La reconnaissance du statut de réfugié n’est pas uniquement conditionnée par la situation générale du pays d’origine mais aussi et surtout par la situation particulière du demandeur d’asile qui doit établir, concrètement, que sa situation subjective spécifique a été telle qu’elle laissait supposer un danger sérieux pour sa personne. Dans ce contexte, il convient encore de préciser que le tribunal est appelé, dans le cadre d'un recours en réformation, à apprécier le bien-fondé et l'opportunité d'une décision entreprise en tenant compte de la situation existant au moment où il statue.

L’examen des déclarations faites par les époux …-… lors de leurs auditions ensemble les moyens et arguments apportés au cours des procédures gracieuse et contentieuse et les pièces produites en cause, amène le tribunal à conclure que les demandeurs restent en défaut de faire état et d’établir à suffisance de droit des raisons personnelles de nature à justifier dans leur chef une crainte actuelle justifiée de persécution du fait de leur race, de leur religion, de leur nationalité, de leur appartenance à un certain groupe social ou de leurs opinions politiques ainsi que le prévoit l’article 1er, section A, 2. de la Convention de Genève.

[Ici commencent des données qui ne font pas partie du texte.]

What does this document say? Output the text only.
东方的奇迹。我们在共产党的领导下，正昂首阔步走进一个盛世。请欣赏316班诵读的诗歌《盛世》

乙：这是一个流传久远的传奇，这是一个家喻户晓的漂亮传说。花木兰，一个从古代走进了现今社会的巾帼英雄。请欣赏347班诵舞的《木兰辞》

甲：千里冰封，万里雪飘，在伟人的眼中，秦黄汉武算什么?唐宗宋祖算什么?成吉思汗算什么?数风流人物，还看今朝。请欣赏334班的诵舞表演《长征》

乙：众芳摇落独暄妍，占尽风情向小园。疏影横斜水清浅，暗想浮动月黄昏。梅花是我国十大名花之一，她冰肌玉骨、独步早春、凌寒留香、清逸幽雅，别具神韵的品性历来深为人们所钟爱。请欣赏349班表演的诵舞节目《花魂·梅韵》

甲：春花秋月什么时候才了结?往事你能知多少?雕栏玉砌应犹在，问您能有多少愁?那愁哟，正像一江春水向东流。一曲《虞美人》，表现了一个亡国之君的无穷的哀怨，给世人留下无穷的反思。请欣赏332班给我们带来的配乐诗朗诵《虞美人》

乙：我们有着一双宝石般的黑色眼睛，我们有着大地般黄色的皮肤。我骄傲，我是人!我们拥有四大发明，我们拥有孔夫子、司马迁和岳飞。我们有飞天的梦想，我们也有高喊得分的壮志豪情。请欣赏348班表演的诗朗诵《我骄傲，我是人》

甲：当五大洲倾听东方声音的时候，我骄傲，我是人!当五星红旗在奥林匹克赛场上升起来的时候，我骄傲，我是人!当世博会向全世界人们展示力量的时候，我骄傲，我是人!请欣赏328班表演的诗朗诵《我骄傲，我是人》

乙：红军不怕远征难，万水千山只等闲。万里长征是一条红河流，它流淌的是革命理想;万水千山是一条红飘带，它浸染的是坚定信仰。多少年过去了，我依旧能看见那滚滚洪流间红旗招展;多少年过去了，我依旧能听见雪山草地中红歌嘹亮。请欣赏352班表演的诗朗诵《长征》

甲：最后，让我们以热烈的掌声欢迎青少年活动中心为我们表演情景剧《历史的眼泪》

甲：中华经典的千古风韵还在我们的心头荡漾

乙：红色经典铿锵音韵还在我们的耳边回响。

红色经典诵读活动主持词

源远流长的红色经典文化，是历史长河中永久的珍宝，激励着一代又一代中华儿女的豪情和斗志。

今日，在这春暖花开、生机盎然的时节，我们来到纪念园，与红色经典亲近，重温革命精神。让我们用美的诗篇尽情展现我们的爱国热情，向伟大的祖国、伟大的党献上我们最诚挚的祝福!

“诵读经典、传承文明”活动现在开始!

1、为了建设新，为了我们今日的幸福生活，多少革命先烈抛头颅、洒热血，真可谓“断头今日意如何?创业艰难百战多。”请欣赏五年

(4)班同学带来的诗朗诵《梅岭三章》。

Concernant la crainte exprimée par les demandeurs d’actes de persécution de la part d’Albanais du Kosovo à leur encontre en raison de leur appartenance à la minorité goranaise, force est de constater que s’il est vrai que la situation générale des membres de minorités ethniques au Kosovo, en l’espèce celle des Goranais, est difficile et qu’ils sont particulièrement exposés à des discriminations, elle n’est cependant pas telle que tout membre de cette minorité ethnique serait de ce seul fait exposé à des persécutions au sens de la Convention de Genève. Une crainte de persécution afférente doit reposer nécessairement sur des éléments suffisants desquels il se dégage que, considérés individuellement et concrètement, les demandeurs risquent de subir des persécutions. En plus, comme il s’agit de persécutions émanant de tiers et non pas de l’Etat, il appartient aux demandeurs de mettre suffisamment en évidence un défaut de protection de la part des autorités.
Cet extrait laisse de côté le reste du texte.